Hart was first elected 1993 to represent the riding of Okanagan—Similkameen—Merritt, British Columbia, in the House of Commons. He was re-elected in 1997 in the new riding of Okanagan—Coquihalla.

In 1998, as a member of Canada's official opposition, he was elected by his peers as the Vice Chairman of the House Standing Committee of Defense and Veterans’ Affairs. As well, Hart was appointed as Chief Opposition Critic for a number of senior portfolios including Defense, Veterans’ Affairs, and Justice. He also served as an executive member on the Canada/Japan and NATO Parliamentary Associations. After publicly attacking Reform Party leader Preston Manning and accepting the Parliamentary Pension Plan, Hart briefly quit the Reform caucus before publicly apologizing to be accepted back into the caucus.
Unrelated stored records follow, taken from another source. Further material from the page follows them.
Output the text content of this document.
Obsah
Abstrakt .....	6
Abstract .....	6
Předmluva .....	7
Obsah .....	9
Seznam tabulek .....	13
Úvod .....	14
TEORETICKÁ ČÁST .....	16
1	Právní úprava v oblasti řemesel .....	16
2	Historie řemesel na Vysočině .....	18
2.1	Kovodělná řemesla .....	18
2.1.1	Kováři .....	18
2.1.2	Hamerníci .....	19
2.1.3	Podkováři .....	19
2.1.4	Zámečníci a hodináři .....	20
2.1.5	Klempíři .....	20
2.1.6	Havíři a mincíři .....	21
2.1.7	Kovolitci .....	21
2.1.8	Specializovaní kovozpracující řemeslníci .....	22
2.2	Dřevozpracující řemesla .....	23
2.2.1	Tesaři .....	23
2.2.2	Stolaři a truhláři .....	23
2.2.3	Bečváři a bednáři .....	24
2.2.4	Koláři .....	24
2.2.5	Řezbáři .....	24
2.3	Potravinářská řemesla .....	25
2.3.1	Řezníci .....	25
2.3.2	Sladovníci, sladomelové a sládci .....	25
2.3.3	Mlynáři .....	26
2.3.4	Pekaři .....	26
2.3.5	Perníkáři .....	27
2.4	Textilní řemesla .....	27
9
In March 1996 Hart accused Jean-Marc Jacob, Member of Parliament for Charlesbourg, of sedition for a 1995 communique sent by Jacob to members of the Armed Forces in Quebec concerning the October 30, 1995 separation referendum in that province. Jacob's communique urged Canadian Armed Forces personnel, along with equipment and military hardware, to immediately join the new Quebec Armed Forces if the referendum passed. (The referendum failed to win a majority.) The House of Commons referred the matter to a committee for study. On June 18, 1996, the Standing Committee on Procedure and House Affairs presented its Twenty-Ninth Report which found that although Jacob's actions were ill-advised, there was no contempt of the House.

==Inquiry==
Hart resigned as a Member of Parliament in order so that newly elected Canadian Alliance leader Stockwell Day could enter the House of Commons through a by-election. After the by-election, Hart received a severance payment of $50,000 from the Canadian Alliance, which prompted a Royal Canadian Mounted Police (RCMP) inquiry. The Canadian Alliance maintained that the payment was made to cover lost income between the time of his resignation and the date of the next election, and was not an inducement.
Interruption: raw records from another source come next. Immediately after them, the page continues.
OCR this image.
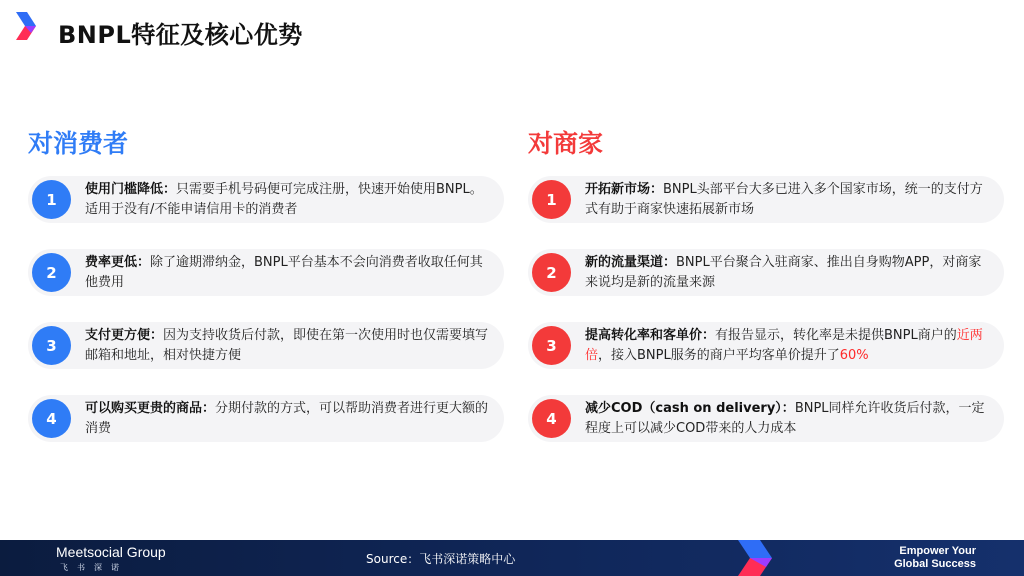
BNPL特征及核心优势
对消费者
1
使用门槛降低：只需要手机号码便可完成注册，快速开始使用BNPL。适用于没有/不能申请信用卡的消费者
2
费率更低：除了逾期滞纳金，BNPL平台基本不会向消费者收取任何其他费用
3
支付更方便：因为支持收货后付款，即使在第一次使用时也仅需要填写邮箱和地址，相对快捷方便
4
可以购买更贵的商品：分期付款的方式，可以帮助消费者进行更大额的消费
对商家
1
开拓新市场：BNPL头部平台大多已进入多个国家市场，统一的支付方式有助于商家快速拓展新市场
2
新的流量渠道：BNPL平台聚合入驻商家、推出自身购物APP，对商家来说均是新的流量来源
3
提高转化率和客单价：有报告显示，转化率是未提供BNPL商户的近两倍，接入BNPL服务的商户平均客单价提升了60%
4
减少COD（cash on delivery）：BNPL同样允许收货后付款，一定程度上可以减少COD带来的人力成本
Meetsocial Group
飞书深诺
Source：飞书深诺策略中心
Empower Your
Global Success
The RCMP inquiry concluded that an investigation was not necessary and that neither Hart nor the Canadian Alliance had committed a criminal offence, and no charges were ever laid in the matter.

==Later career==
Since leaving Parliament, Hart started a Public and Government Relations business, with clients including the British Columbia Naturopathic Association, and continued to speak publicly about proposed changes to health care regulations in British Columbia.
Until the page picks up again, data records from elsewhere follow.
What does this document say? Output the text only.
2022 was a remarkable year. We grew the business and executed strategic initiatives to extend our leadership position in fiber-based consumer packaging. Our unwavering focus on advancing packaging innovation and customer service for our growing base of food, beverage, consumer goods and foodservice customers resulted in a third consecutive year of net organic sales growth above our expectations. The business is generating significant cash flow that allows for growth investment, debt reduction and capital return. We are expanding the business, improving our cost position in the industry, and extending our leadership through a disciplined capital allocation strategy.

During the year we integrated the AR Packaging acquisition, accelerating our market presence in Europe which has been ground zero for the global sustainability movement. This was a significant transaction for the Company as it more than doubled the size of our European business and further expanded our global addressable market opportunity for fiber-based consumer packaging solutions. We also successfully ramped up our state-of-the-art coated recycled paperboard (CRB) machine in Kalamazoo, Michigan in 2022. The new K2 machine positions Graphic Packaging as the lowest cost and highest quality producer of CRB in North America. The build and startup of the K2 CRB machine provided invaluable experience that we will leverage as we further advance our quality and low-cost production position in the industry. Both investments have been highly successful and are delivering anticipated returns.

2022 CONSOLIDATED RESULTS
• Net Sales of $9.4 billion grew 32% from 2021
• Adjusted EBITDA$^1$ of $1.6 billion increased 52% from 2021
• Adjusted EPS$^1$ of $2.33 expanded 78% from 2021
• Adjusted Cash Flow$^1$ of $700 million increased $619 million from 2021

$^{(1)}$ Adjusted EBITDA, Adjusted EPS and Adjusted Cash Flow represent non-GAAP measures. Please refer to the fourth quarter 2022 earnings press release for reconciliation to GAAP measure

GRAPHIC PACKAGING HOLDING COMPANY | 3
In 2004 Hart moved to Georgia and worked as a parliamentary adviser to Speaker Nino Burjanadze.

In 2005, Hart received an honorary doctorate from Georgian Technical University for his work in Parliament and promoting democracy in Georgia.

In May 2008, Hart returned to Georgia and accepted a position as Dean of the School of Governance at Caucasus University.

In the fall of 2008, Jim Hart was offered a position with Management Systems International (MSI) to work in Baghdad, Iraq as Senior Legislative Adviser on a multi-year contract to assist in strengthening the Council of Representatives of Iraq's national parliament. Hart accepted the position and in June 2009 he was promoted to the position of Chief of Party, heading the field operations and programming of the Iraq Legislative Strengthening Program (ILSP) a multimillion-dollar United States Agency for International Development (USAID) development program.

Since 2004, Jim Hart has been working on parliamentary development, managing parliamentary strengthening programs in Georgia, Iraq, and Indonesia. He also helped with observing elections in Ukraine, Georgia, and Afghanistan, with clients including international NGOs, USAID, the Organization for Security and Co-operation in Europe (OSCE) and the European Union (EU).

From July 2, 2013, to July 1, 2018, he served as a full-time member of the Pacific Regional Division of the Parole Board of Canada.